Traditional Adobo has the soy sauce to vinegar ratios in this recipe reversed. If you are looking for a more traditional Adobo the ratios should be 80 grams vinegar to 40 soy sauce (2x vinegar to the amount of soy sauce). Back in the day this ratio with the vinegar was used as a means of food preservation.
I would also recommend reducing the amount of pepper flakes to your individual taste. I tripled this sauce recipe and the spice (heat) ended up being a bit too much for some.
Liked the blending of the sauce (which really made it super creamy and prevented the issue of biting into a whole peppercorn) and the addition of the Xanthan gum as a thickener.

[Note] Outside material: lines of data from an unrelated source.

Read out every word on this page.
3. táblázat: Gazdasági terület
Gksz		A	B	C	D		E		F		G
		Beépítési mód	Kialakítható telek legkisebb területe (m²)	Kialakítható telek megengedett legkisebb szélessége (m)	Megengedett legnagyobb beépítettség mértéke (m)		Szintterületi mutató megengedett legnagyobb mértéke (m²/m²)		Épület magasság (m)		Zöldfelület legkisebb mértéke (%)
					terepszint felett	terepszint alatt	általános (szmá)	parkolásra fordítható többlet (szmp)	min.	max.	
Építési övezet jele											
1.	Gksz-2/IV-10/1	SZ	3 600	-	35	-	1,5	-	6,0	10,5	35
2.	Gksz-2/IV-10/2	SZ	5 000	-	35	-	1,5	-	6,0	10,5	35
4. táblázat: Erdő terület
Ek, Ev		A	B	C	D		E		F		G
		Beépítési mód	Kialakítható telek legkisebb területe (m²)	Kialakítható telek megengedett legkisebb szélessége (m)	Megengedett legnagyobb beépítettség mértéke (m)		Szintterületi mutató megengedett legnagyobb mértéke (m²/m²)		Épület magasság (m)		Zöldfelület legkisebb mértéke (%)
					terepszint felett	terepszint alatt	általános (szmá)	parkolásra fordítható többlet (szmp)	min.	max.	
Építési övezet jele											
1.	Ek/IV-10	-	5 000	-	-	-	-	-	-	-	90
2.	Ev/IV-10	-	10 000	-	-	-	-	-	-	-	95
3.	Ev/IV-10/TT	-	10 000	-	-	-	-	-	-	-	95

Wow this was excellent. Will def make it again
Wonderful flavor. Will be adding to the regular rotation.
Oh man. Made this tonight and it was SO GOOD.
I think the coconut milk didn't help, made the taste too "soft" and absorbed some of the aromas. I agree with William Bonner, need more vinegar. Also used chinese soy, would use a lighter soy next time. Liked the Xanthan. Put extra garlic, and the coconut milk overwhelmed it. I'll use this recipe again, but without the coconut. Pre-seared sous vide chicken thighs at 150 2 hours were incredible for texture.
I finished it right now and it is fantastic. I didn't use chili flakes, only the black peppercorns, and the heat is perfect for me.
Great recipe! I substituted grapeseed oil for the coconut oil (didn't have any coconut oil) but it still had enough coconut flavor to tell it was there. I ended up leaving out the brown sugar and xanthan gum until after blending it, and only added it back to the sauce once I had it on the stove and poached some shrimp in it (using the sugar to thicken it up). It was fantastic over rice with some bok choy as laid out in another ChefSteps recipe!